À cette époque j’étais un des seuls à considérer que l’eau doit pouvoir se recycler, au même titre que d’autres ressources. J’ai parfois été perçu comme dogmatique ou alarmiste, mais aujourd’hui, en France, la question de la réutilisation de l’eau est devenue évidente, alors que d’autres pays la développaient déjà. L’acceptation sociale de la réutilisation de l’eau est essentielle, il a fallu parler en termes concrets de cette eau, que l’on méprise à la minute où elle descend dans les siphons, et démontrer qu’elle constitue encore une ressource.
C’est sous la contrainte (restrictions, mise en conformité et conflits d’usages) et avec la crainte de ne plus avoir accès à la ressource que les acteurs se mobilisent. Cela passe aussi par admettre notre dépendance aux précipitations – les nappes qui se réduisent progressivement –, et composer avec les problématiques territoriales.
Nos premiers clients sont des précurseurs, des ambassadeurs : ils ont compris avant les autres qu’il est nécessaire de lancer de nouvelles pratiques et de reconsidérer la ressource. Nous intervenons pour articuler les compétences nécessaires à la mise en place d’un projet, au service des usagers, des gestionnaires et des acteurs du territoire.
Depuis quand s’interroge-t-on sur l’usage des eaux usées ?
N. C. : Depuis l’Âge du bronze ! Mais ce n’est qu’au début du XXe siècle, avec le développement des exploitations intensives de Californie en 1920 notamment, que se déploie l’ingénierie autour de la réutilisation des eaux usées, liée à un besoin d’efficience en gestion de la ressource. Le Japon suivra pour les usages industriels en 1950 et les pays du Moyen-Orient, d’Afrique du Nord et du bassin méditerranéen, notamment Israël, vont dès les années 1960 faire des « eaux non conventionnelles » une ressource à part entière. En France, la recherche publie sur ce sujet depuis les années 1980-90, et des projets encore iconiques et fonctionnels aujourd’hui, car bien pensés, sont lancés dans les années 90 (Clermont Ferrand, Noirmoutier, une vingtaine de golfs). Depuis 2010, plusieurs pilotes ont été élaborés mais moins de dix projets ont été mis en place à l’échelle opérationnelle en France.
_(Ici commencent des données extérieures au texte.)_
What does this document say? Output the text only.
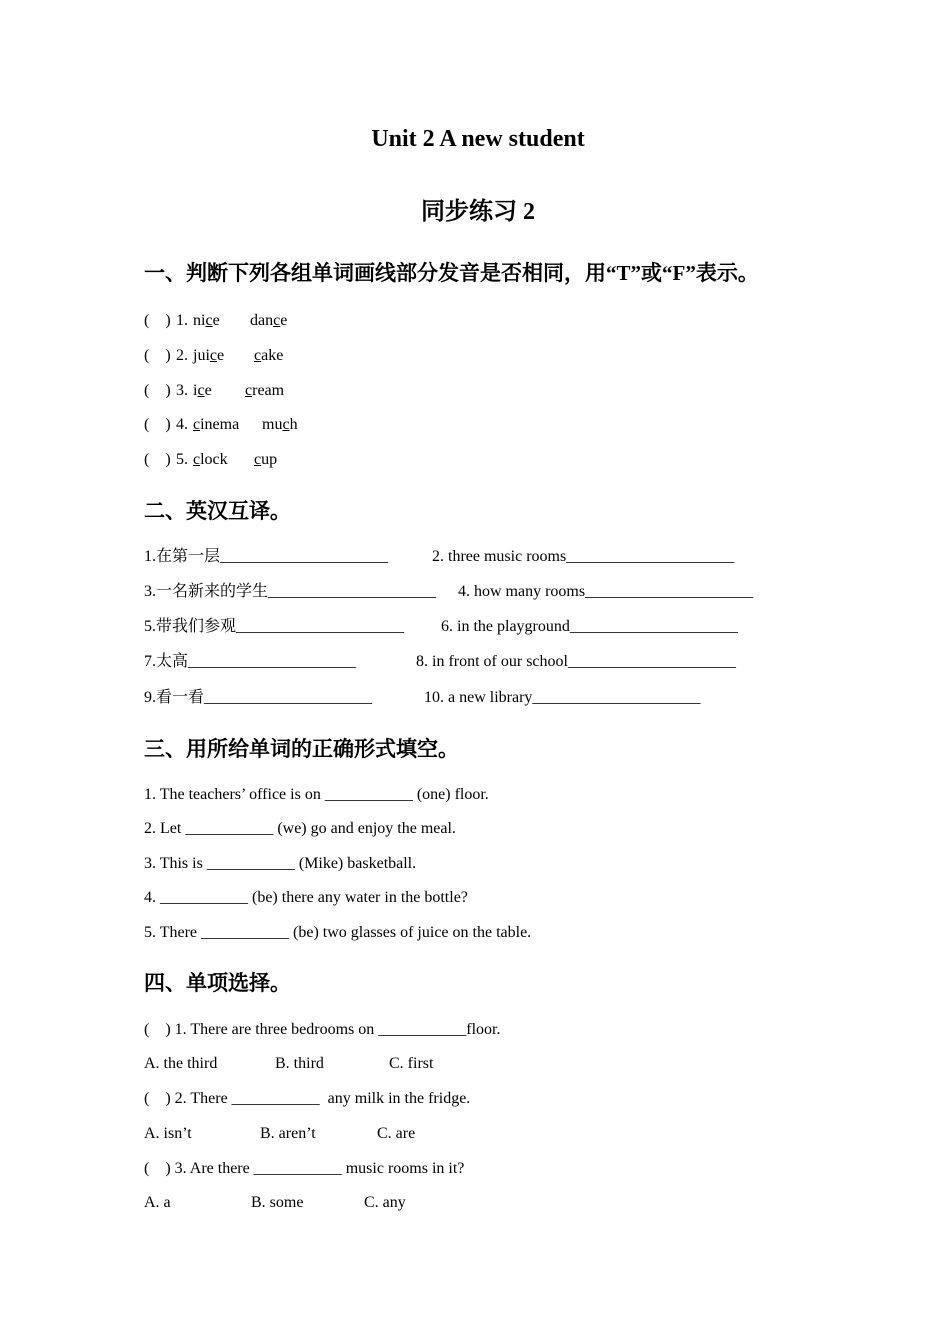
Unit 2 A new student
同步练习 2
一、判断下列各组单词画线部分发音是否相同，用“T”或“F”表示。
(    ) 1. nice dance
(    ) 2. juice cake
(    ) 3. ice cream
(    ) 4. cinema much
(    ) 5. clock cup
二、英汉互译。
1.在第一层_____________________	2. three music rooms_____________________
3.一名新来的学生_____________________ 4. how many rooms_____________________
5.带我们参观_____________________ 6. in the playground_____________________
7.太高_____________________	8. in front of our school_____________________
9.看一看_____________________	10. a new library_____________________
三、用所给单词的正确形式填空。
1. The teachers’ office is on ___________ (one) floor.
2. Let ___________ (we) go and enjoy the meal.
3. This is ___________ (Mike) basketball.
4. ___________ (be) there any water in the bottle?
5. There ___________ (be) two glasses of juice on the table.
四、单项选择。
(    ) 1. There are three bedrooms on ___________floor.
A. the third	B. third	C. first
(    ) 2. There ___________  any milk in the fridge.
A. isn’t	B. aren’t	C. are
(    ) 3. Are there ___________ music rooms in it?
A. a	B. some	C. any
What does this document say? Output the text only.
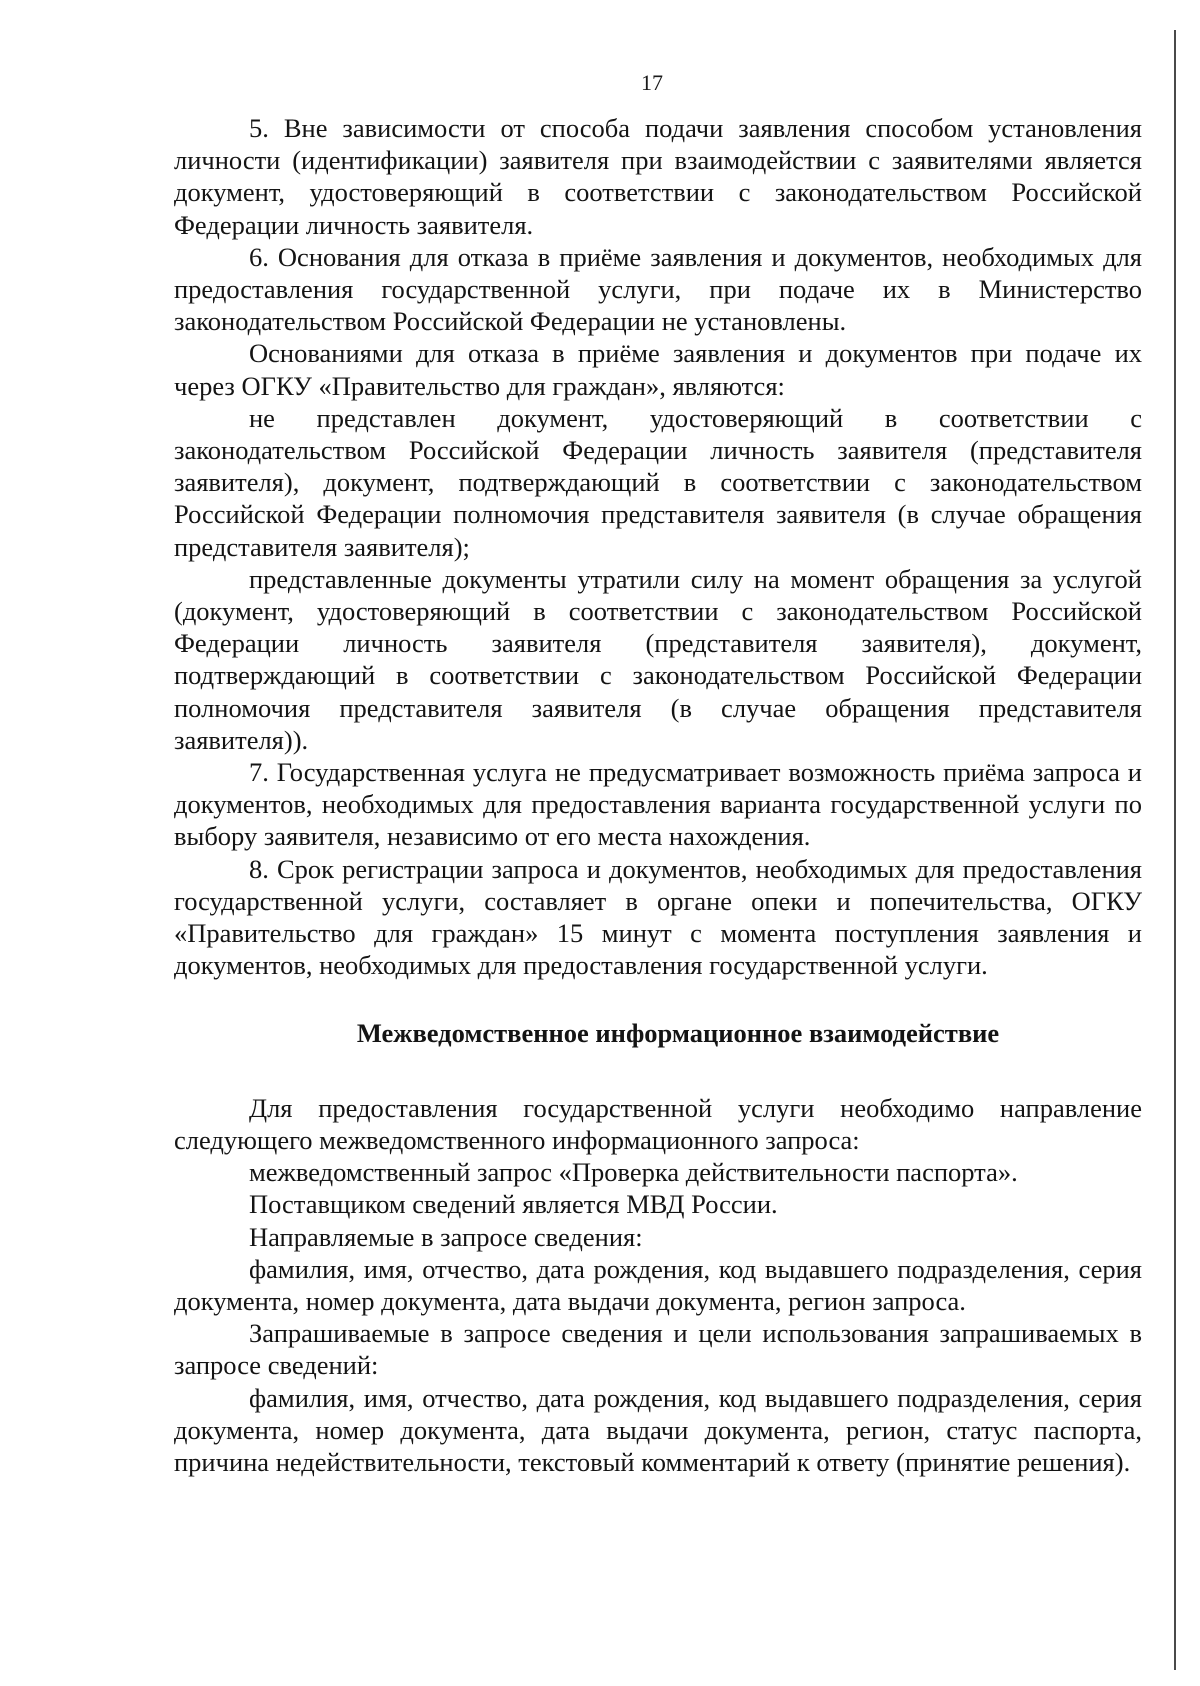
17

5. Вне зависимости от способа подачи заявления способом установления личности (идентификации) заявителя при взаимодействии с заявителями является документ, удостоверяющий в соответствии с законодательством Российской Федерации личность заявителя.

6. Основания для отказа в приёме заявления и документов, необходимых для предоставления государственной услуги, при подаче их в Министерство законодательством Российской Федерации не установлены.

Основаниями для отказа в приёме заявления и документов при подаче их через ОГКУ «Правительство для граждан», являются:

не представлен документ, удостоверяющий в соответствии с законодательством Российской Федерации личность заявителя (представителя заявителя), документ, подтверждающий в соответствии с законодательством Российской Федерации полномочия представителя заявителя (в случае обращения представителя заявителя);

представленные документы утратили силу на момент обращения за услугой (документ, удостоверяющий в соответствии с законодательством Российской Федерации личность заявителя (представителя заявителя), документ, подтверждающий в соответствии с законодательством Российской Федерации полномочия представителя заявителя (в случае обращения представителя заявителя)).

7. Государственная услуга не предусматривает возможность приёма запроса и документов, необходимых для предоставления варианта государственной услуги по выбору заявителя, независимо от его места нахождения.

8. Срок регистрации запроса и документов, необходимых для предоставления государственной услуги, составляет в органе опеки и попечительства, ОГКУ «Правительство для граждан» 15 минут с момента поступления заявления и документов, необходимых для предоставления государственной услуги.

Межведомственное информационное взаимодействие

Для предоставления государственной услуги необходимо направление следующего межведомственного информационного запроса:

межведомственный запрос «Проверка действительности паспорта».

Поставщиком сведений является МВД России.

Направляемые в запросе сведения:

фамилия, имя, отчество, дата рождения, код выдавшего подразделения, серия документа, номер документа, дата выдачи документа, регион запроса.

Запрашиваемые в запросе сведения и цели использования запрашиваемых в запросе сведений:

фамилия, имя, отчество, дата рождения, код выдавшего подразделения, серия документа, номер документа, дата выдачи документа, регион, статус паспорта, причина недействительности, текстовый комментарий к ответу (принятие решения).
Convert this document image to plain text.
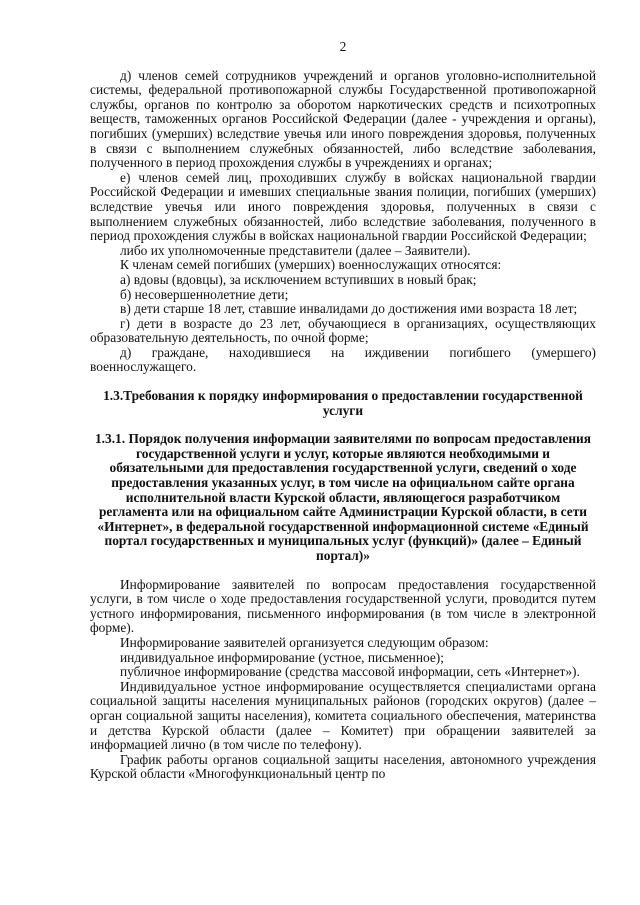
2

д) членов семей сотрудников учреждений и органов уголовно-исполнительной системы, федеральной противопожарной службы Государственной противопожарной службы, органов по контролю за оборотом наркотических средств и психотропных веществ, таможенных органов Российской Федерации (далее - учреждения и органы), погибших (умерших) вследствие увечья или иного повреждения здоровья, полученных в связи с выполнением служебных обязанностей, либо вследствие заболевания, полученного в период прохождения службы в учреждениях и органах;

е) членов семей лиц, проходивших службу в войсках национальной гвардии Российской Федерации и имевших специальные звания полиции, погибших (умерших) вследствие увечья или иного повреждения здоровья, полученных в связи с выполнением служебных обязанностей, либо вследствие заболевания, полученного в период прохождения службы в войсках национальной гвардии Российской Федерации;

либо их уполномоченные представители (далее – Заявители).

К членам семей погибших (умерших) военнослужащих относятся:

а) вдовы (вдовцы), за исключением вступивших в новый брак;

б) несовершеннолетние дети;

в) дети старше 18 лет, ставшие инвалидами до достижения ими возраста 18 лет;

г) дети в возрасте до 23 лет, обучающиеся в организациях, осуществляющих образовательную деятельность, по очной форме;

д) граждане, находившиеся на иждивении погибшего (умершего) военнослужащего.

1.3.Требования к порядку информирования о предоставлении государственной услуги

1.3.1. Порядок получения информации заявителями по вопросам предоставления государственной услуги и услуг, которые являются необходимыми и обязательными для предоставления государственной услуги, сведений о ходе предоставления указанных услуг, в том числе на официальном сайте органа исполнительной власти Курской области, являющегося разработчиком регламента или на официальном сайте Администрации Курской области, в сети «Интернет», в федеральной государственной информационной системе «Единый портал государственных и муниципальных услуг (функций)» (далее – Единый портал)»

Информирование заявителей по вопросам предоставления государственной услуги, в том числе о ходе предоставления государственной услуги, проводится путем устного информирования, письменного информирования (в том числе в электронной форме).

Информирование заявителей организуется следующим образом:

индивидуальное информирование (устное, письменное);

публичное информирование (средства массовой информации, сеть «Интернет»).

Индивидуальное устное информирование осуществляется специалистами органа социальной защиты населения муниципальных районов (городских округов) (далее – орган социальной защиты населения), комитета социального обеспечения, материнства и детства Курской области (далее – Комитет) при обращении заявителей за информацией лично (в том числе по телефону).

График работы органов социальной защиты населения, автономного учреждения Курской области «Многофункциональный центр по
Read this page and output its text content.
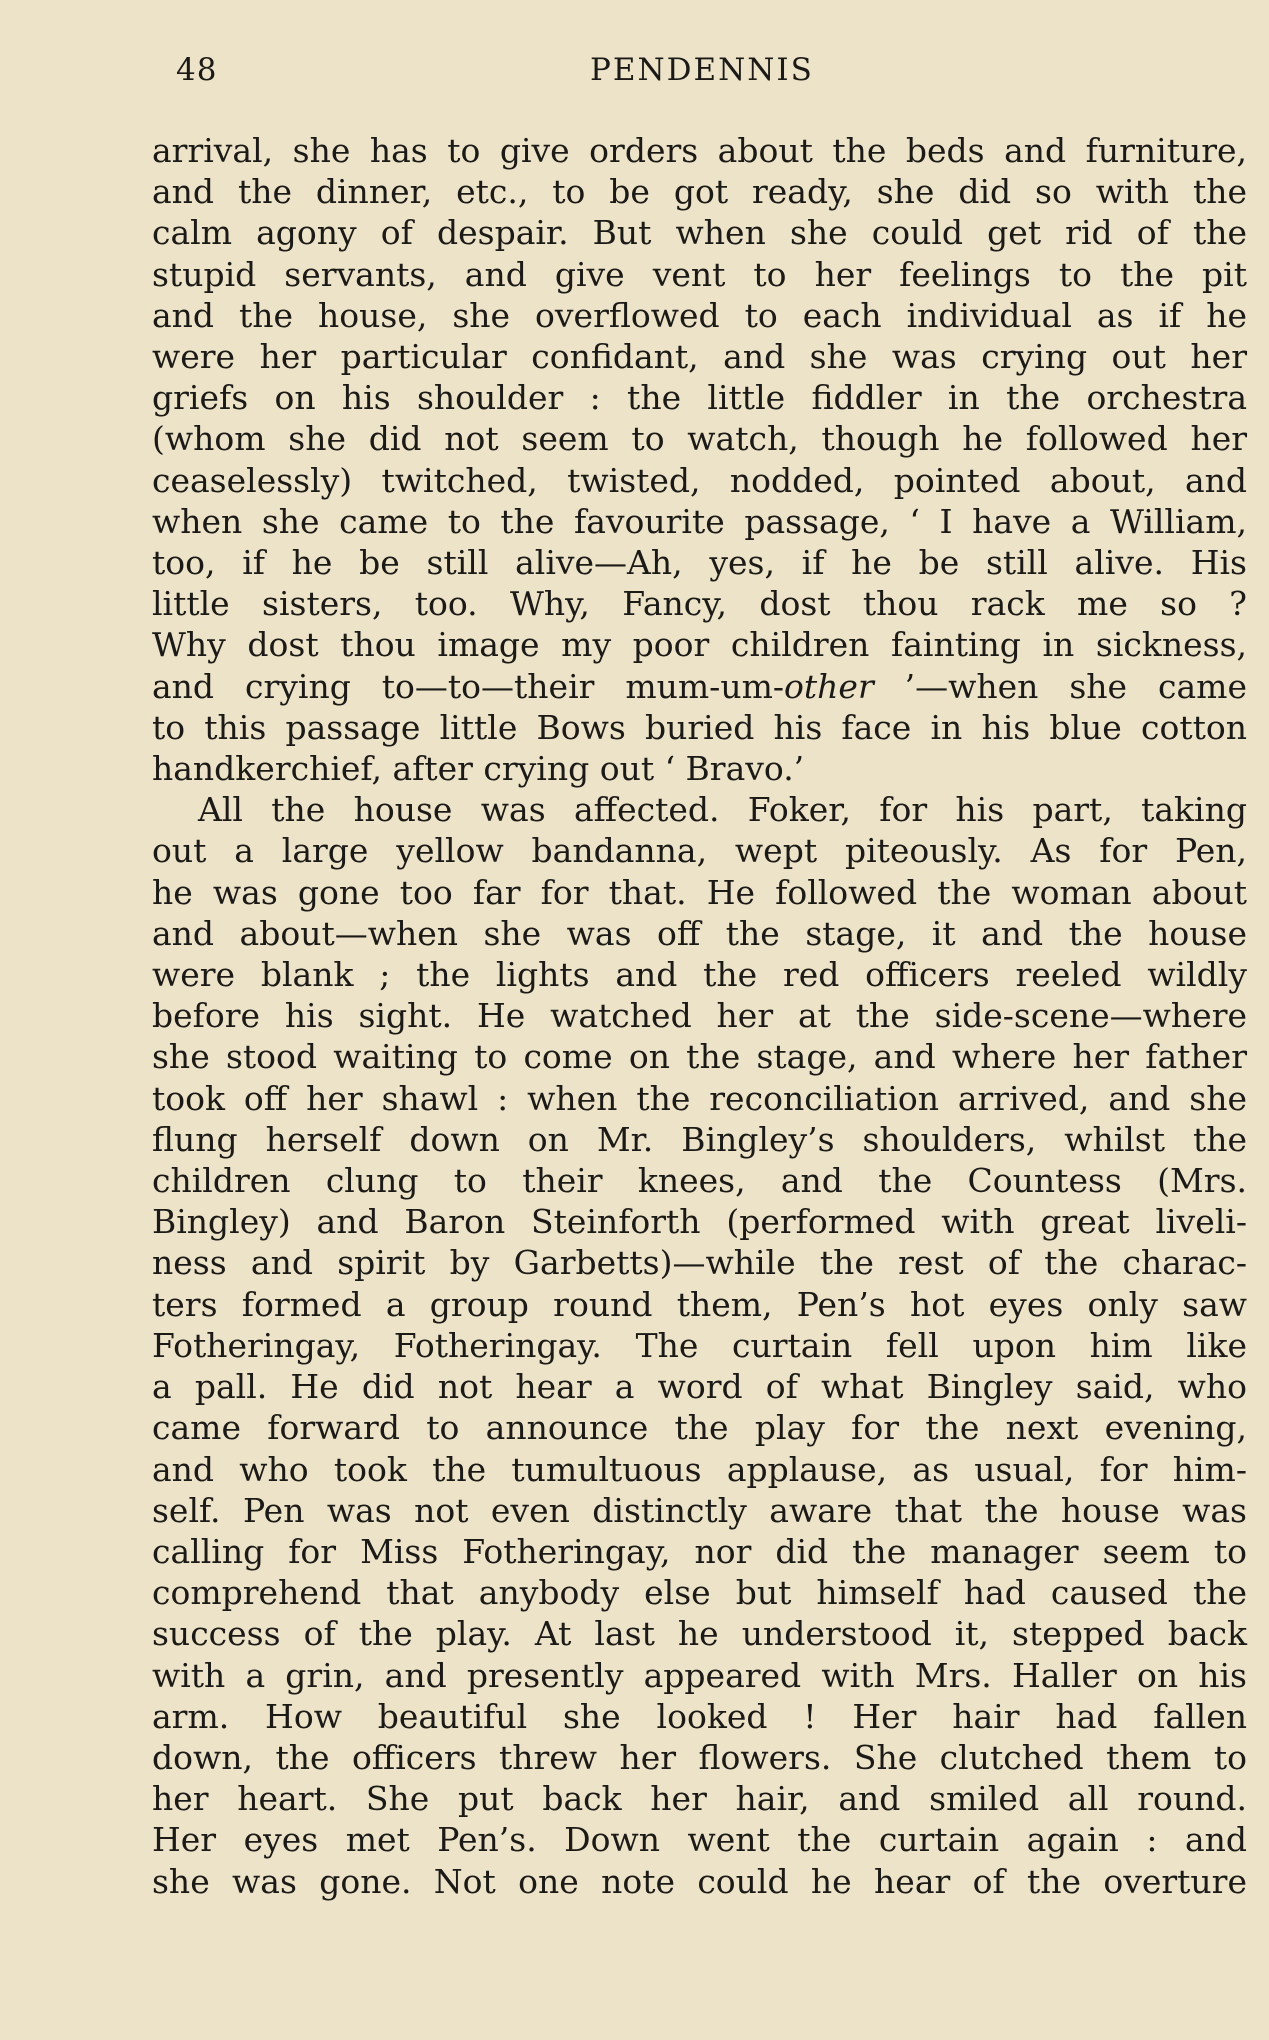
48	PENDENNIS
arrival, she has to give orders about the beds and furniture,
and the dinner, etc., to be got ready, she did so with the
calm agony of despair. But when she could get rid of the
stupid servants, and give vent to her feelings to the pit
and the house, she overflowed to each individual as if he
were her particular confidant, and she was crying out her
griefs on his shoulder : the little fiddler in the orchestra
(whom she did not seem to watch, though he followed her
ceaselessly) twitched, twisted, nodded, pointed about, and
when she came to the favourite passage, ‘ I have a William,
too, if he be still alive—Ah, yes, if he be still alive. His
little sisters, too. Why, Fancy, dost thou rack me so ?
Why dost thou image my poor children fainting in sickness,
and crying to—to—their mum-um-other ’—when she came
to this passage little Bows buried his face in his blue cotton
handkerchief, after crying out ‘ Bravo.’
All the house was affected. Foker, for his part, taking
out a large yellow bandanna, wept piteously. As for Pen,
he was gone too far for that. He followed the woman about
and about—when she was off the stage, it and the house
were blank ; the lights and the red officers reeled wildly
before his sight. He watched her at the side-scene—where
she stood waiting to come on the stage, and where her father
took off her shawl : when the reconciliation arrived, and she
flung herself down on Mr. Bingley’s shoulders, whilst the
children clung to their knees, and the Countess (Mrs.
Bingley) and Baron Steinforth (performed with great liveli-
ness and spirit by Garbetts)—while the rest of the charac-
ters formed a group round them, Pen’s hot eyes only saw
Fotheringay, Fotheringay. The curtain fell upon him like
a pall. He did not hear a word of what Bingley said, who
came forward to announce the play for the next evening,
and who took the tumultuous applause, as usual, for him-
self. Pen was not even distinctly aware that the house was
calling for Miss Fotheringay, nor did the manager seem to
comprehend that anybody else but himself had caused the
success of the play. At last he understood it, stepped back
with a grin, and presently appeared with Mrs. Haller on his
arm. How beautiful she looked ! Her hair had fallen
down, the officers threw her flowers. She clutched them to
her heart. She put back her hair, and smiled all round.
Her eyes met Pen’s. Down went the curtain again : and
she was gone. Not one note could he hear of the overture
On connaît aujourd’hui une accélération[1].
L’équivalent d’une cinquième des ressources prélevées
Que représentent les eaux usées traitées en volume ?
N. C. : En 2020, le volume annuel d’eaux usées traitées (EUT) était estimé en France à 8,4 milliards de m³, un chiffre en croissance, à mettre en regard du total annuel des prélèvements, 40 milliards de m³.
Quelles différences entre eaux usées et résidus de production ?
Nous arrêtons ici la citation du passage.